Ambra Senatore's "A Posto (En Place)." Photo copyright Viola Berlanda and courtesy Theatre de la Ville.

By Philip W. Sandstrom
Copyright 2013 Philip W. Sandstrom

PARIS -- The simplicity of the opening was disarming and revealed my willingness to assume that three beautiful women moving in a vacuous manner on stage pre-saged a slow evening. Was I ever wrong. In an almost casual presentation, Ambra Senatore's "A Posto (En Place)," seen April 2 at the Theatre des Abbesses of the Theatre de la Ville, unfolded in flashback, or maybe it was in reverse. It started with the silly and playfull staging of Caterino Basso, Claudia Catarzi, and Senatore positioned pensively like fashion models on an all-white stage with a black surround, posing in a series of vignettes separated by black-outs, before building to a macabre finale of blood and destruction.

Senatore slowly revealed the relationships between the trio of women.

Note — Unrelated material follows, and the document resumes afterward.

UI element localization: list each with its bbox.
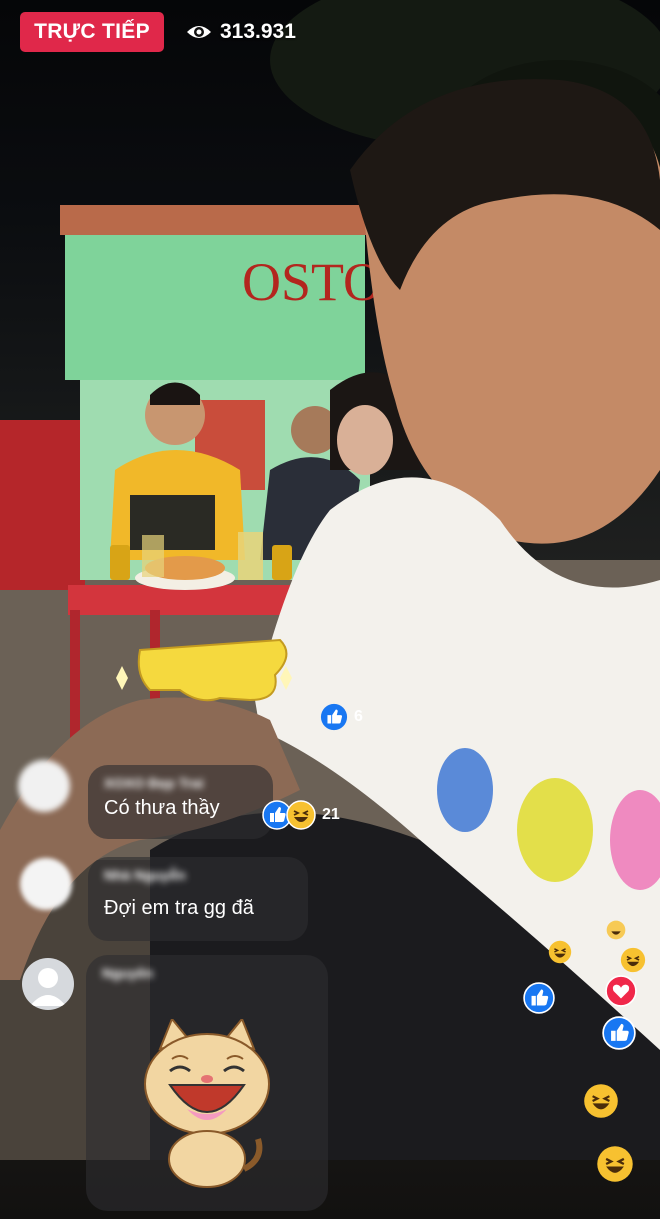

As their interactions became more complex, with fantasy stories of murder, love, and companionship, the movement patterns, which were interspaced between the theater-story moments, became more intertwined and elaborate. I marveled at the precision of the dancers.

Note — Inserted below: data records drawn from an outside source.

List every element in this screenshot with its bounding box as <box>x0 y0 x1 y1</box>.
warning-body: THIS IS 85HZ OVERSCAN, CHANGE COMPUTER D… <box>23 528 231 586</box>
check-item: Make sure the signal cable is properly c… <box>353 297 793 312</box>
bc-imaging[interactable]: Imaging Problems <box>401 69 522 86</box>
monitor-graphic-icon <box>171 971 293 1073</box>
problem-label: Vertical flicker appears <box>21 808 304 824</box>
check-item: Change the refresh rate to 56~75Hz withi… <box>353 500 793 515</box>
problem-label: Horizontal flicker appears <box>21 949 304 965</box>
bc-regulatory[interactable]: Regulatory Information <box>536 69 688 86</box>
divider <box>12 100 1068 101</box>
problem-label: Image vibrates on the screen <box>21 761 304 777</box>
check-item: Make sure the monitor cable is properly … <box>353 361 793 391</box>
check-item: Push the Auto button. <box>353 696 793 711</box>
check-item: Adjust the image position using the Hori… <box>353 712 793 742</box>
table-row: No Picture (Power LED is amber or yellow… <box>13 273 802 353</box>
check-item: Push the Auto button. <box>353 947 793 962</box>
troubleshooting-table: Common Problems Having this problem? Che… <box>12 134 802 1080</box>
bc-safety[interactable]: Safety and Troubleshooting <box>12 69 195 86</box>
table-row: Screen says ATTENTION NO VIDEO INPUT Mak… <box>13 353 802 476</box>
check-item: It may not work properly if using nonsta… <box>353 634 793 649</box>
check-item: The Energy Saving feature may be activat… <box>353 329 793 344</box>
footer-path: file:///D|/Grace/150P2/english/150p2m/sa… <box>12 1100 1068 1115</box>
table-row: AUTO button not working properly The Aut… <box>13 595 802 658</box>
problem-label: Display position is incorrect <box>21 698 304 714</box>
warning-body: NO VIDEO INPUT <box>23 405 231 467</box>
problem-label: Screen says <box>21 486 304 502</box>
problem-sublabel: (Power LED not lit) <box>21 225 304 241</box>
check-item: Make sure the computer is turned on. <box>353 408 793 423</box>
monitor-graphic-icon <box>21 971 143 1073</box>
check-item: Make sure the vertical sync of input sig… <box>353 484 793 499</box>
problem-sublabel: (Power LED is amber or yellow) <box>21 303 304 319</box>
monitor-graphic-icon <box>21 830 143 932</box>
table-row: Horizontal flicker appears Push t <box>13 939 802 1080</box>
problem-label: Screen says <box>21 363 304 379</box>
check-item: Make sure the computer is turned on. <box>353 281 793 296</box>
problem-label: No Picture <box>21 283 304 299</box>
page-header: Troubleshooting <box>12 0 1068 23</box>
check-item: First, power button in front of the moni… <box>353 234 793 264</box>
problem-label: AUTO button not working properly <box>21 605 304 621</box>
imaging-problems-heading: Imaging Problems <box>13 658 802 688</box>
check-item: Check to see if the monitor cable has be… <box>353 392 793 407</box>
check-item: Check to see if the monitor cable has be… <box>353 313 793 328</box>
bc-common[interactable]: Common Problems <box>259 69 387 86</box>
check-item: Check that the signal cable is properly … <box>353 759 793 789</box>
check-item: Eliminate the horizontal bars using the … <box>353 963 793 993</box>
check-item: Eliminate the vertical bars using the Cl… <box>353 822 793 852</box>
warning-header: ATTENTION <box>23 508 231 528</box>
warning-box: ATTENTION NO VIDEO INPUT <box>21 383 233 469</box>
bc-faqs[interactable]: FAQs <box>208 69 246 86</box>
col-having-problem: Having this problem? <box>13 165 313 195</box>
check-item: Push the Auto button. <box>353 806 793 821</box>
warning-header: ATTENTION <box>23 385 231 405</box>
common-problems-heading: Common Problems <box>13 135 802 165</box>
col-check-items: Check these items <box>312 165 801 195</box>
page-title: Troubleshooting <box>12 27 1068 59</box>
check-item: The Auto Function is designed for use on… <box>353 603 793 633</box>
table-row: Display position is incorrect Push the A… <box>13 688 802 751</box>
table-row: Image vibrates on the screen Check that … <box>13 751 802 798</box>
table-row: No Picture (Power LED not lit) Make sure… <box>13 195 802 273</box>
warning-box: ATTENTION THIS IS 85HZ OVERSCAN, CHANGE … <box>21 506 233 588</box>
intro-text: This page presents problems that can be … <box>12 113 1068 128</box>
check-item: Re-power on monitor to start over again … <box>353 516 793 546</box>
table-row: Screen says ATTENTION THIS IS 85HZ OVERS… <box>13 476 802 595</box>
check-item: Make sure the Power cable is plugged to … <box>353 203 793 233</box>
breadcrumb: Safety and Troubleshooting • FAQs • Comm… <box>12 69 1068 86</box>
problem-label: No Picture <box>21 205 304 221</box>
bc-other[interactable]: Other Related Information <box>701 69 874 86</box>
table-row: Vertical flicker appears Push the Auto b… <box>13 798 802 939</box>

The choreography looked familiar, like a gentle cross between the soft lines of Tricia Brown, the exactness of Lucinda Childs, and the reckless abandon of Twyla Tharp. Yet the combination remained unique because Senatore chose the right cast to execute this sort of movement; the dancers had it down. Their technique was a perfect blend of the three styles, presented with astonishing agility complemented by natural talent, allowing the theatrical elements of the work to spring forth from the movement and making their characters believable. They made the dance; they made the evening.

The theater in the dance was reminiscent of Yvonne Rainer, with a wry sense of humor that enabled Senatore to pause and reflect and allow us to drink in the occasional sight gag, as when a splotch of dark red wine metamorphosed into a piece of plastic to be flung across the stage. The fun at times bordered on the irreverent, with a long narrow thermos bottle used in an obvious phallic gesture, and the sensual, with the mouth-to-mouth sharing of a giant ripe strawberry that left its running juices on both of the performers' chins.

Picnic scenes with wine, strawberries, and cakes defined the moments of female bonding and gave us a sense that these women had known each other for a lifetime. It was all so familial that the occasional, yet repeated, feint of a cake knife across a neck seemed in gest even though it projected a certain sense of menace. It was in the repetition of scenes or parts of scenes where wine, cake, and knives interacted that we got a hint that something unseemly was going to happen.

Ambra Senatore's "A Posto (En Place)." Photo copyright Viola Berlanda and courtesy Theatre de la Ville.

The theatrical scenes were interspersed with the dance sections for no apparent reason but that did not matter; I was intrigued and locked into this trio. I was always looking forward to the next scene, the next dance, or the next piece of schtick. Every moment seemed to hang on a morsel of the previous scene as we slowly pieced together the drama of the demise of the trio.

In the final scene, staged on the floor close to the audience, the terminal picnic became the finale of the trio. They slowly dissolved before our eyes, dying from gentle knife slashes that culminated in a bloody finish. But it did not stop there. The women appeared to decompose in front of our eyes, their faces whitening then darkening as decomposition set in and body parts began to separate from their corpses. I am not sure how they did it -- perhaps through a mixture of layered make-up, e.g. beige over white over black, and well-concealed limb props -- but it was quite eerie in its realistic appearance. (This scene so upset some audience members that they left the theater before the conclusion of the dissolution.) By repeating many of the violent interactions between the trio from the earlier parts of the dance in this final section, Senatore provided us with the epiphany we needed to tie it all together. "A Posto" was a post-mortem. The ethereal dancing that preceded the demise could now be understood as otherworldly, the afterlife of these Terpsichores.